Annotations for use with MISO and sashimi_plot

This page contains links to GFF annotations for use with MISO and sashimi_plot. The GFF annotation format and how it is used by MISO is described in detail in the MISO manual.

Exon-centric annotations

These annotations include GFF files (.gff3 extension) that can be used with MISO.

Exon-centric annotations for human and mouse genomes

Version 1 of the human/mouse annotations (compiled 2008):

These contain annotations of:

  1. Skipped exons (SE)
  2. Alternative 3’/5’ splice sites (A3SS, A5SS)
  3. Mutually exclusive exons (MXE)
  4. Tandem 3’ UTRs (TandemUTR)
  5. Retained introns (RI)
  6. Alternative first exons (AFE)
  7. Alternative last exons (ALE)

Version 1 of the annotations for human and mouse genomes was derived from by Wang et. al. (2008) using ESTs and various annotation databases (like Ensembl, UCSC and AceView) to define alternative splicing events. Briefly, each splicing event was considered alternative if it was supported by several ESTs, and alternative tandem 3’ UTRs (TandemUTR events) were derived from PolyA DB.

Note that Version 1 of the annotations was originally made for mm9 and hg18, and the mm10 and hg19 annotation was made by coordinate mapping (using UCSC’s liftOver utility) of mm9 to mm10, hg18 to hg19.

Warning

The lifted over Version 1 annotations of mm10/hg19 contain the ID entries in the GFF from mm9/hg18; however, the actual genomic coordinates, which are the only part read by MISO, have been lifted over to the more recent genomes. The ID value used in the GFF is arbitrary and is ignored by MISO; it is only used to encode the gene models hierarchy of genes, mRNAs and exons. Also note that lifting over is an imperfect process: not all events can always be fully lifted over.

Mapping from alternative events to genes for Version 1 annotations

Version 1 annotations from the links above contain a mapping from alternative events to genes, based on Ensembl annotation. These are tab-delimited files the first column (event_id) is the ID of the event from its GFF file and the second column (gene_id) corresponds to a comma-separated list of Ensembl identifiers for the gene(s) the event overlaps. If the event overlaps multiple genes (which could happen because multiple Ensembl identifiers are sometimes given to the same gene, or because the genes overlap and/or are contained within each other in the annotation), then multiple Ensembl identifiers will be listed. A mapping file is given for each event type (e.g. skipped exons, tandem 3’ UTRs, etc.) Events that cannot be mapped to genes are recorded as NA.

Version 2 (alpha release) of the human/mouse annotations (compiled June 2013):

These contain annotations of:

  1. Skipped exons (SE)
  2. Alternative 3’/5’ splice sites (A3SS, A5SS)
  3. Mutually exclusive exons (MXE)
  4. Retained introns (RI)

Version 2 of the annotations was derived by considering all transcripts annotated in Ensembl genes, knownGenes (UCSC) and RefSeq genes. The flanking exons to alternative exons were chosen using the “common shortest” rule, i.e. taking the shortest stretches of flanking that are most common among the annotated transcripts for the gene. The code used to generate these annotations is available as part of rnaseqlib.

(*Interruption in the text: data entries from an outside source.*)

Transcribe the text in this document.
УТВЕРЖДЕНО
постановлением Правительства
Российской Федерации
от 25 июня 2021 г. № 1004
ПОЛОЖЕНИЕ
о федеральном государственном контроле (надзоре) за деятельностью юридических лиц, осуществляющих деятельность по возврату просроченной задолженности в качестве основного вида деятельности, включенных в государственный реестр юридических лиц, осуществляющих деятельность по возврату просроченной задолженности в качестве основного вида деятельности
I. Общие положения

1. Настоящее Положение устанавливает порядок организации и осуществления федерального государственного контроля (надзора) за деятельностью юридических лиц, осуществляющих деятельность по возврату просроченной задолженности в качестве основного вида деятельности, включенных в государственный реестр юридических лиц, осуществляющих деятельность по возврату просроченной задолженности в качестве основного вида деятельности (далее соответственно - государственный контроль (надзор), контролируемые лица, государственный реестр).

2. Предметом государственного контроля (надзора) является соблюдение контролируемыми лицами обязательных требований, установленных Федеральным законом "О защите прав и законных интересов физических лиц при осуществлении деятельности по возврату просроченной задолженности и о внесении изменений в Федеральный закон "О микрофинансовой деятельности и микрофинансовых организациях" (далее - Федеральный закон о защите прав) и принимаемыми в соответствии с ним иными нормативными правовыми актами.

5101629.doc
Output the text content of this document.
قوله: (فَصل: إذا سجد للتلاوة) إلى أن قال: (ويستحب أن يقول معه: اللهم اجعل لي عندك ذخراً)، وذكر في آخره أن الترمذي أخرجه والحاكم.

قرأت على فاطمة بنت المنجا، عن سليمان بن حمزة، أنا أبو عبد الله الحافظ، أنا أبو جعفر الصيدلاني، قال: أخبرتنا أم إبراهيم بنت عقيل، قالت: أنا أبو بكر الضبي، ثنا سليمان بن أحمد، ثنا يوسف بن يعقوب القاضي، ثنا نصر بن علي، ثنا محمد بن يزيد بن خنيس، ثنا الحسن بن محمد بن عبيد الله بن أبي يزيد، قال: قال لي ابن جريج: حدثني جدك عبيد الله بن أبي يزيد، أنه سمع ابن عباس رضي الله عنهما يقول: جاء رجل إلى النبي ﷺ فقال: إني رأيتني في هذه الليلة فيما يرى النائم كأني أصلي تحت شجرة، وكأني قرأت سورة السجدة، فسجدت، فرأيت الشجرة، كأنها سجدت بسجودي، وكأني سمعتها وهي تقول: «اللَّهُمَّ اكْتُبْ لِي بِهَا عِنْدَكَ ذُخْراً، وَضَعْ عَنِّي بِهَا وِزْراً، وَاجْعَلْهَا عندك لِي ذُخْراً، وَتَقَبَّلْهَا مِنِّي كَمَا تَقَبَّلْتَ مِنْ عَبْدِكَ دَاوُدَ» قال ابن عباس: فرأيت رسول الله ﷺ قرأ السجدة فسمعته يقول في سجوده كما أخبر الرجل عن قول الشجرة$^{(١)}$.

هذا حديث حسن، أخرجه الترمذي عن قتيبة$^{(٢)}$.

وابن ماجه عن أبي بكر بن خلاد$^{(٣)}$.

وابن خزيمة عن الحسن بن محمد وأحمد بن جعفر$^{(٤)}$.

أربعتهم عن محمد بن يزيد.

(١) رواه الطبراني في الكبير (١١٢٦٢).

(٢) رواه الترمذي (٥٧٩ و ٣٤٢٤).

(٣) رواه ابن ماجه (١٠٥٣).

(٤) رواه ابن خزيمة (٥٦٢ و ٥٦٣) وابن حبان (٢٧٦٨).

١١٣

The annotations contain the following additional GFF attributes for each event’s gene entry:

  • ensg_id: Ensembl ID for the gene the event falls within
  • refseq_id: RefSeq ID for the gene the event falls within
  • gsymbol: Gene symbol for the gene the event falls within

These annotations are still being tested. Comments on the annotation are welcomed.

Exon-centric annotations for fly genome

These fly genome annotations were derived by the Graveley lab.

Isoform-centric annotations and reference gene models

We provide GFF3 annotations based on UCSC Table Browser’s version of Ensembl genes for the following genomes:

These can be used with MISO for isoform-centric quantitation, or with sashimi_plot to make plots of RNA-Seq data across gene models.

For convenience, we also provide GFF3 annotations of gene models from Ensembl (release 65), which were simply converted from Ensembl’s GTF to GFF3 format and are otherwise identical to the Ensembl annotation.

Note that these annotations follow Ensembl-style chromosome names where as the UCSC-derived Ensembl annotations follow UCSC-style chromosome names.

Alternative 3’ UTR annotations (hybrid)

In addition to exon-centric tandem 3’ UTR annotations, alternative 3’ UTR annotations for mouse (mm9) were made available by Wencheng Li and Bin Tian (these were derived by the 3’ READS method: Analysis of alternative cleavage and polyadenylation by 3′ region extraction and deep sequencing). These contain two or more 3’ UTR annotations per gene:

Updates

2013:

  • Wed, Jun 26: Released revised version of v1.0 annotations, where ALE event formatting error was fixed. Sanitized annotations to ensure start < end for hg19. In v2.0 annotations, an error in subset of RI event definitions was fixed.